A top councillor has been called on to resign if he cannot "sort" the city's controversial Site Allocations Plan (SAP).
Labour's Coun Richard Lewis was in the firing line as members clashed at an Extraordinary Meeting of Leeds City Council at Civic Hall this morning.
It comes after Government just over a month ago suggested a target of 42,000 new homes in Leeds by 2028 – a dramatic drop from the authority’s own figure of nearly 70,000.
Inspectors were due to carry out a public review of Leeds’s housing blueprint in October, but the sessions examining the homes aspect of the SAP are now expected in March.
Coun Andrew Carter, leader of Leeds’s Conservative Group, had put forward a motion of no confidence in the authority over the issue.
He is concerned that the current plans threaten the city's protected Green Belt land.
But ultimately it was executive member for regeneration, transport and planning Coun Lewis’s amendment which was carried by a vote of 56 to 34.
In the amendment, Coun Lewis wrote: “Council notes the Conservative government policy has created the perverse situation where it is both failing to provide the housing needed by the people of Leeds and weakening the protection of the city’s green belt and is therefore utterly dysfunctional.”

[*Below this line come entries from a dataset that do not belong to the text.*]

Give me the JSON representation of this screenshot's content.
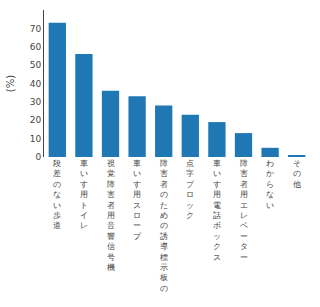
{
  "chart_data": {
    "type": "bar",
    "categories": [
      "段\n差\nの\nな\nい\n歩\n道",
      "車\nい\nす\n用\nト\nイ\nレ",
      "視\n覚\n障\n害\n者\n用\n音\n響\n信\n号\n機",
      "車\nい\nす\n用\nス\nロ\nー\nプ",
      "障\n害\n者\nの\nた\nめ\nの\n誘\n導\n標\n示\n板\nの",
      "点\n字\nブ\nロ\nッ\nク",
      "車\nい\nす\n用\n電\n話\nボ\nッ\nク\nス",
      "障\n害\n者\n用\nエ\nレ\nベ\nー\nタ\nー",
      "わ\nか\nら\nな\nい",
      "そ\nの\n他"
    ],
    "values": [
      73,
      56,
      36,
      33,
      28,
      23,
      19,
      13,
      5,
      1
    ],
    "ylabel": "(%)",
    "ylim": [
      0,
      80
    ],
    "yticks": [
      0,
      10,
      20,
      30,
      40,
      50,
      60,
      70
    ],
    "grid": false
  }
}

But Coun Carter told him at the meeting: “You’ve been rumbled. If you can’t sort it, resign. Half of your group would like to see you go.”
His remark was met with jeers from Labour members.
And Coun Robert Finnigan, of the Morley Borough Independents, said: “Nobody’s every accountable, nobody ever resigns and that’s a disgrace to this fine city.”
Earlier in the meeting, Coun Lewis told members: "We are in the real world, and you have to deal with the real situation were are in.
"The reality is, that figure [70,000 homes] was agreed by a Government inspector [at the time]."
He told the Conservatives: "You always come back to the same thing and you always come back to it in a one-dimensional way.
"It's always about Green Belt release. It's not just about Green Belt release. It's about the city's real housing needs."